Abolish general absolution. It doesn’t take great imagination to guess who has the deepest investment in absolution without confession. End it.
Restore simplicity to priestly life. Physical comfort is the oxygen that feeds the fires of homosexual indulgence. Cut it off. When you enter a rectory, take a look at the liquor cabinet, the videos, the wardrobe, the slick magazines, and ask yourself, “Do I get the impression that the man who lives here is in the habit of saying no to himself?” If the answer is negative, the chances are that his life of chastity is in disorder as well. It goes without saying that reforming bishops should lead by example in this department and not simply exhort.
Yet as I’ve pointed out, Francis requires no heads on platters, and instead surrounds himself and promotes miscreants. And as for the US bishops, silence seems to be their MO. Phil Lawler pointed out yesterday that following the call from Archbishop Vigano for Theodore McCarrick to publicly repent, only one US bishop spoke out: Bishop Joseph Strickland of Tyler, TX.

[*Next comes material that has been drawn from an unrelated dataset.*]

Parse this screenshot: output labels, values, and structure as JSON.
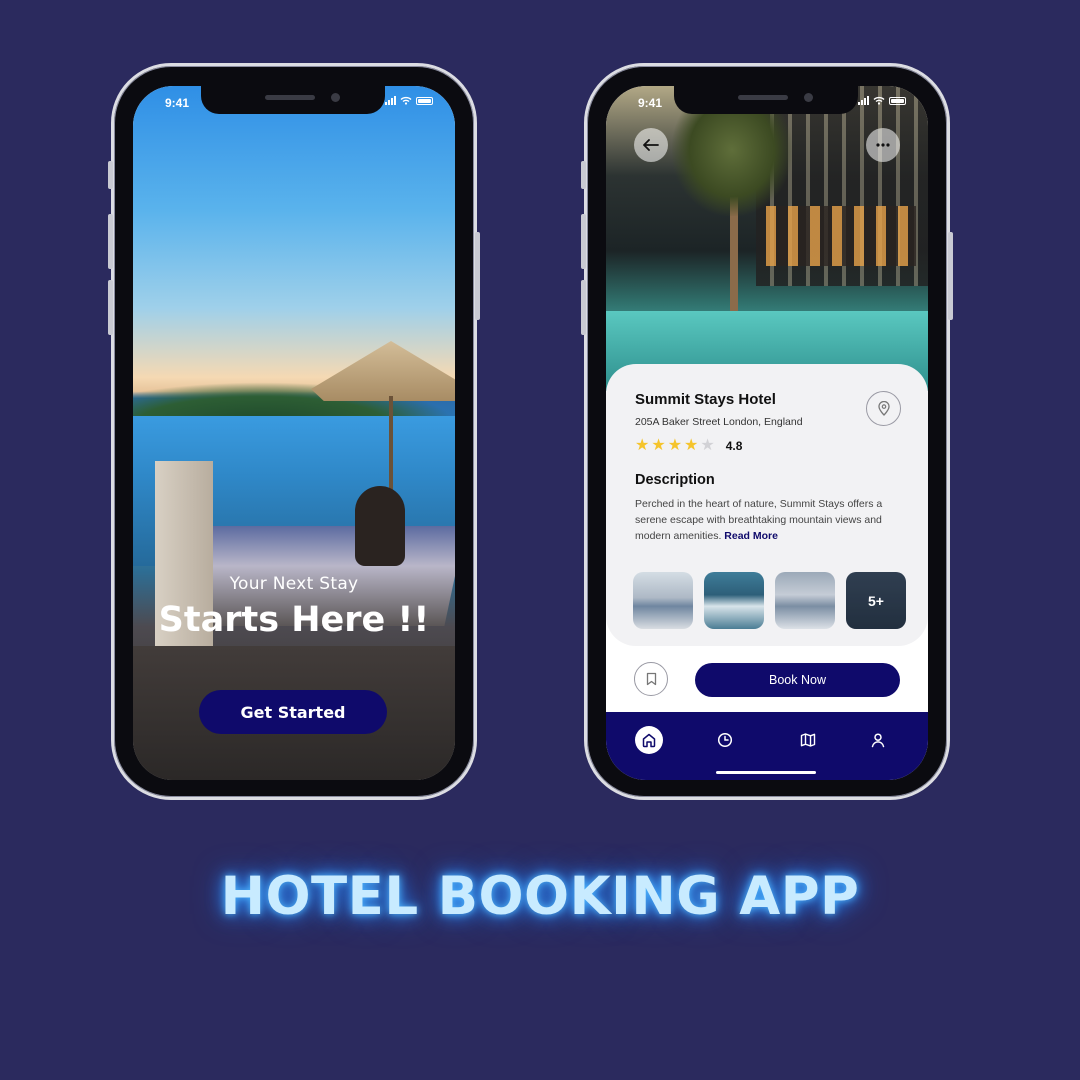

Once again as a bishop of the Church I add my voice to the plea of Archbishop Vigano. He speaks of ETERNAL SALVATION, language seldom heard throughout this nightmare. In New Letter, Archbishop Viganò Calls on McCarrick to Publicly Repent https://t.co/AeO7YxHPjN
— Bishop J. Strickland (@Bishopoftyler) January 14, 2019
This is a crucial time in the Church. The laity must not be silent and we must demand accountability. Unfortunately, it appears our corrupt Church will not act, and as Phil Lawler cautions:
Right now it seems the most likely path toward reform in the Church is the intervention of an “outside agency”—government authority. But that route could lead to disaster; our political leaders are not friendly to the cause of Catholicism, and a healthy Church always fights against the imposition of political control. If only a “morally intrepid few” bishops, here and in Rome, could call for and make public acts of repentance, we might yet avoid that danger. But time is running out.
I hold no hope that the February summit at the Vatican will provide any solution to this problem.